I found this thought provoking insights from Mr. Goldman and wanted to share it with the readers of this blog. There is no question that the population is being distracted and manipulated some of us feel like we know why, but that is a topic for another time. I just hope you get value from the insight in this article.
Is Emotional Intelligence on the Decline?
That’s what I just heard from Consortium member Joshua Freedman, whose group takes the pulse of EI worldwide every two years. They found many drops in EI, particularly in self-management abilities.
This “State of the Heart” survey includes a random sample of around 10,000 people in 140 countries.
The “less bad news”: empathy declined less than other EI abilities, perhaps suggesting that “despite the pressures of the last 3 years, people remain relatively committed to connecting,” as Freedman put it.
But globally the survey found emotional intelligence abilities declined by 3.4%.
The full report will be published later this year.
Just over one in five had strong showings in EI (strengths in 9 of 12 competencies) as rated by people who knew them well.
Consider the impact of leaders who lack self-awareness (the basis for self-management) on those who work for them. If a leader lacks self-awareness, the data showed, around 40% of those they lead need to strengthen their empathy, their ability to inspire others, and their effectiveness at handling conflicts.

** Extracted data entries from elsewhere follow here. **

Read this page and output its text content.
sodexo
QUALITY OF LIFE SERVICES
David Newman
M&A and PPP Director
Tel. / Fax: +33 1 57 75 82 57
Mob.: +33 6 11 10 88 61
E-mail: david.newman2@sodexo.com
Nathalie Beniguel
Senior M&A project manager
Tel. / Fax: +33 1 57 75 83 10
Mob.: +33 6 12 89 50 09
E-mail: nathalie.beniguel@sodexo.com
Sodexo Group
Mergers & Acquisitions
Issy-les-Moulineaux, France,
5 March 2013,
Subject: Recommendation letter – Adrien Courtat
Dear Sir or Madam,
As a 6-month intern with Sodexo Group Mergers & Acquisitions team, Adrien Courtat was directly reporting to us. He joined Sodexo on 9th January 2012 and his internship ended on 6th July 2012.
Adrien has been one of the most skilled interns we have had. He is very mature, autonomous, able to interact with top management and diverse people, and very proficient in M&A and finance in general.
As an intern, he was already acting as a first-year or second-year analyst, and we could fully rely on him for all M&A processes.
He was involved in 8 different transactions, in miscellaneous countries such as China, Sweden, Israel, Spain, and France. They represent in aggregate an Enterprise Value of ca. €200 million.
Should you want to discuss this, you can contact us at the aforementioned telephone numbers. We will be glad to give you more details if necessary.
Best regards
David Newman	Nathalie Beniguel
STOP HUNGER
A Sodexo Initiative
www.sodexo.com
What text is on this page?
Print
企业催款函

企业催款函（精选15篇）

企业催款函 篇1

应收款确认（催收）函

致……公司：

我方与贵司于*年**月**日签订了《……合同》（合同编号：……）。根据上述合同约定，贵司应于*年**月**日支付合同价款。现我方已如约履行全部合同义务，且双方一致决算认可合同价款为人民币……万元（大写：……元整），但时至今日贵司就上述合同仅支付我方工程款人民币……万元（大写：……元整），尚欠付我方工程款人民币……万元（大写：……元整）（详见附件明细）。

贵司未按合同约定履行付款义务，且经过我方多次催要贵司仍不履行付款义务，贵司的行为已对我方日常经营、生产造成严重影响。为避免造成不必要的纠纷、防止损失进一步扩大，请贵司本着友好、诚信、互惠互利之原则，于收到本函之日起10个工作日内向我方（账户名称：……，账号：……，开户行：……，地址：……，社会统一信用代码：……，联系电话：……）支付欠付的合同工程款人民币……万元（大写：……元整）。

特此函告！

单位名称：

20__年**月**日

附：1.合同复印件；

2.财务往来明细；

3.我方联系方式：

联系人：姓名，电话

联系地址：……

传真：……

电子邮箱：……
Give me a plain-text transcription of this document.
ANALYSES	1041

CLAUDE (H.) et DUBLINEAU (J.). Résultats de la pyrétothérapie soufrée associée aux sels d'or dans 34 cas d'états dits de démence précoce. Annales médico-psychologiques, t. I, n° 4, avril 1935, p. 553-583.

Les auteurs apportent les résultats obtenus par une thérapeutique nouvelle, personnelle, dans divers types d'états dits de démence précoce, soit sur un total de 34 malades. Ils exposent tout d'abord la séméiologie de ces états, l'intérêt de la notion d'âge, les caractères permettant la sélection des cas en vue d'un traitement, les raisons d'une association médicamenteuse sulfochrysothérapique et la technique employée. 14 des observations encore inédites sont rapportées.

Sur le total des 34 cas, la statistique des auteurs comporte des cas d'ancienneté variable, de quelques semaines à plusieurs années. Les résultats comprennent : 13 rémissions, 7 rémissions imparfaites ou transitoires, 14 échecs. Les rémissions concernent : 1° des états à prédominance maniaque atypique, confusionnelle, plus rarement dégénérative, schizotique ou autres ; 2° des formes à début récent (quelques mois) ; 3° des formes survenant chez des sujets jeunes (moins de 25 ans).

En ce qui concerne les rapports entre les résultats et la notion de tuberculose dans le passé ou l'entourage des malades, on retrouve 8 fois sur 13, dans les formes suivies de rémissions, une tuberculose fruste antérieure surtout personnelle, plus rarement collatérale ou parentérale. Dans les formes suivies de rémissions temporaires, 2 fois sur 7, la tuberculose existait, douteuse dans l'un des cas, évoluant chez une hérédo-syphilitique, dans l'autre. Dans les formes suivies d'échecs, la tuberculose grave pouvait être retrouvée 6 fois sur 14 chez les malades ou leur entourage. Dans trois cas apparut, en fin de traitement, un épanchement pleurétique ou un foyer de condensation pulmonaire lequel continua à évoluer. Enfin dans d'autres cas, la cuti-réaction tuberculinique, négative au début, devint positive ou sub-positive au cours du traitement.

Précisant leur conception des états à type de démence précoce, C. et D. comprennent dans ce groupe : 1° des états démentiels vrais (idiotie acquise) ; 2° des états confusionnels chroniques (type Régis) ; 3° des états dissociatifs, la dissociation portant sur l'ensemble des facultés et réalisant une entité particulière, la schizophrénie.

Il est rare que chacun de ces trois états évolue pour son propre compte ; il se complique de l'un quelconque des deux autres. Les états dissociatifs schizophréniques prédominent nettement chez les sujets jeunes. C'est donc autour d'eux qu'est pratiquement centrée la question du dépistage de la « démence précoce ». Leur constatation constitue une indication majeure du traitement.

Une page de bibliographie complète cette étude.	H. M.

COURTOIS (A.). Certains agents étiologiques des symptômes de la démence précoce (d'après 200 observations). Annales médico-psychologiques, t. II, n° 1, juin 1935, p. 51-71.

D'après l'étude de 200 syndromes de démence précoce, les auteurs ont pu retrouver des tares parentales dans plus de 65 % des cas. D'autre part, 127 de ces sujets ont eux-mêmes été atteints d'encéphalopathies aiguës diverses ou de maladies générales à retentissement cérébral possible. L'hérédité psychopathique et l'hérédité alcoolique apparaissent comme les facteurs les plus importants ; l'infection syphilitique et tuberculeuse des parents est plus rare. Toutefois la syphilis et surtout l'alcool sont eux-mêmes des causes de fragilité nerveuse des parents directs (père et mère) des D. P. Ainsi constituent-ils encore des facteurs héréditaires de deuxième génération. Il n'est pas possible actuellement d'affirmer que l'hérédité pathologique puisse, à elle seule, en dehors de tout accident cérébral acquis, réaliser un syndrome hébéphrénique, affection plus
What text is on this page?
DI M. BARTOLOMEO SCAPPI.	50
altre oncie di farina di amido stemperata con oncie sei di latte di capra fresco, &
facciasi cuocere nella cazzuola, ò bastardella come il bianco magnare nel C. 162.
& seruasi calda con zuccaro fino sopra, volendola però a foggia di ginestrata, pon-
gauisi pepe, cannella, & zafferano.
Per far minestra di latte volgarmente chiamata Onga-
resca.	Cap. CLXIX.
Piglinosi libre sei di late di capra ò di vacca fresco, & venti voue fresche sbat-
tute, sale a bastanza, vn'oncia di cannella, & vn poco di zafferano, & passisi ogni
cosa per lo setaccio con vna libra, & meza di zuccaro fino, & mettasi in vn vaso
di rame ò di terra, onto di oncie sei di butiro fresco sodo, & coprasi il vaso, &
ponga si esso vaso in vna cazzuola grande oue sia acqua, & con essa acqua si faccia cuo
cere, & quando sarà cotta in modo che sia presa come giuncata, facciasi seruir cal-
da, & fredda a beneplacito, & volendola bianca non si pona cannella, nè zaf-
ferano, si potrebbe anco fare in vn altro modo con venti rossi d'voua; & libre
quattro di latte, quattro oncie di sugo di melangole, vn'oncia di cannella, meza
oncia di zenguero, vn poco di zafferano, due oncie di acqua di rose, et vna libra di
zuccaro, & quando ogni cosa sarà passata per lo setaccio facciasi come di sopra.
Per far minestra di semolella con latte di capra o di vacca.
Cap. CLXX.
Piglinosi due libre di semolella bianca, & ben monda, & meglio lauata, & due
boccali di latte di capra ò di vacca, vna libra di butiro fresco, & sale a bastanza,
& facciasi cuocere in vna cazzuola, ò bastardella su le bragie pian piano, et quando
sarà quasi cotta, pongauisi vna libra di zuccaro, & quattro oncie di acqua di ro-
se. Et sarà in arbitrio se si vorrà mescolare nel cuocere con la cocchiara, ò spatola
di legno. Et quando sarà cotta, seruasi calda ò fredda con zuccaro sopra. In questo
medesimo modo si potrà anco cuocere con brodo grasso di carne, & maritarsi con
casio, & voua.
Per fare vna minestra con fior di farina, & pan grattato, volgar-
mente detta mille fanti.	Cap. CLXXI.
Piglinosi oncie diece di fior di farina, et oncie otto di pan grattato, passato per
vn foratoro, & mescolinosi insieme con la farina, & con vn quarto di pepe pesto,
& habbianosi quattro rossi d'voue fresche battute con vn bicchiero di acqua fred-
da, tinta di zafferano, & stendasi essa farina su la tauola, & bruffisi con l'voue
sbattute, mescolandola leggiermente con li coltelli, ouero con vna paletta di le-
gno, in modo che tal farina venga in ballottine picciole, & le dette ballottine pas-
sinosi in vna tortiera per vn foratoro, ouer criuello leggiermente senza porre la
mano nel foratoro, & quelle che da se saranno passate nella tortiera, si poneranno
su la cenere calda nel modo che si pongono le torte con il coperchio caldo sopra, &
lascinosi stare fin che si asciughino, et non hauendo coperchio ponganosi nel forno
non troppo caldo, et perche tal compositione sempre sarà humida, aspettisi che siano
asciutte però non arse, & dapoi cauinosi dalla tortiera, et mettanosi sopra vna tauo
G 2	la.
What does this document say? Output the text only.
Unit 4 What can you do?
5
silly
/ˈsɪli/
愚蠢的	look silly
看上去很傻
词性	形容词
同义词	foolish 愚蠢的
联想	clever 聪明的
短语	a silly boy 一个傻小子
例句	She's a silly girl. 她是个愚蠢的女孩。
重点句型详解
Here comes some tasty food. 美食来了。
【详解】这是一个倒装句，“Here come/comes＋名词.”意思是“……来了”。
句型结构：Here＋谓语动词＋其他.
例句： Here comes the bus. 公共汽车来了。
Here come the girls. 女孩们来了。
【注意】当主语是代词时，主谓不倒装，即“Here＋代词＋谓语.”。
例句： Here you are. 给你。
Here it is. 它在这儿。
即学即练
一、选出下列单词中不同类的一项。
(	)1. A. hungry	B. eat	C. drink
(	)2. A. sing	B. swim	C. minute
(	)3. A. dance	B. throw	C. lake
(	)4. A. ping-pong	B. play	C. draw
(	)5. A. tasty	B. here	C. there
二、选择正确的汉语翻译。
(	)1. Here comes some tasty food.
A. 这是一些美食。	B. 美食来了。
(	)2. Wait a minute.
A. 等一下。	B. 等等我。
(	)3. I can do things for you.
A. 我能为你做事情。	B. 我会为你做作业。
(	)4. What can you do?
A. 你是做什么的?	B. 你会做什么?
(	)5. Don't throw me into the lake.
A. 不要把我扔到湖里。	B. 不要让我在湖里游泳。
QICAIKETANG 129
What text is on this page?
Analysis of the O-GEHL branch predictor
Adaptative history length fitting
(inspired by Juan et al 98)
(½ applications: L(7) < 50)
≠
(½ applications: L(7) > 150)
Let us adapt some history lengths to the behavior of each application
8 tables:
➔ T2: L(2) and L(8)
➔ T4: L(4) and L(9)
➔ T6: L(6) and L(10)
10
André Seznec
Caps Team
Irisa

The good news here: all of these EI competencies are learnable, and if we’re motivated we can improve our EI at any point in life.
My interests extend beyond emotional intelligence. This wider curiosity is reflected in this month’s recommendations:
Dacher Keltner, Awe. Keltner, founder of the The Greater Good Science Center at the University of California, has been a pioneer in studies of purpose and compassion. In this book he analyzes the most positive of emotions, the feeling of being awestruck.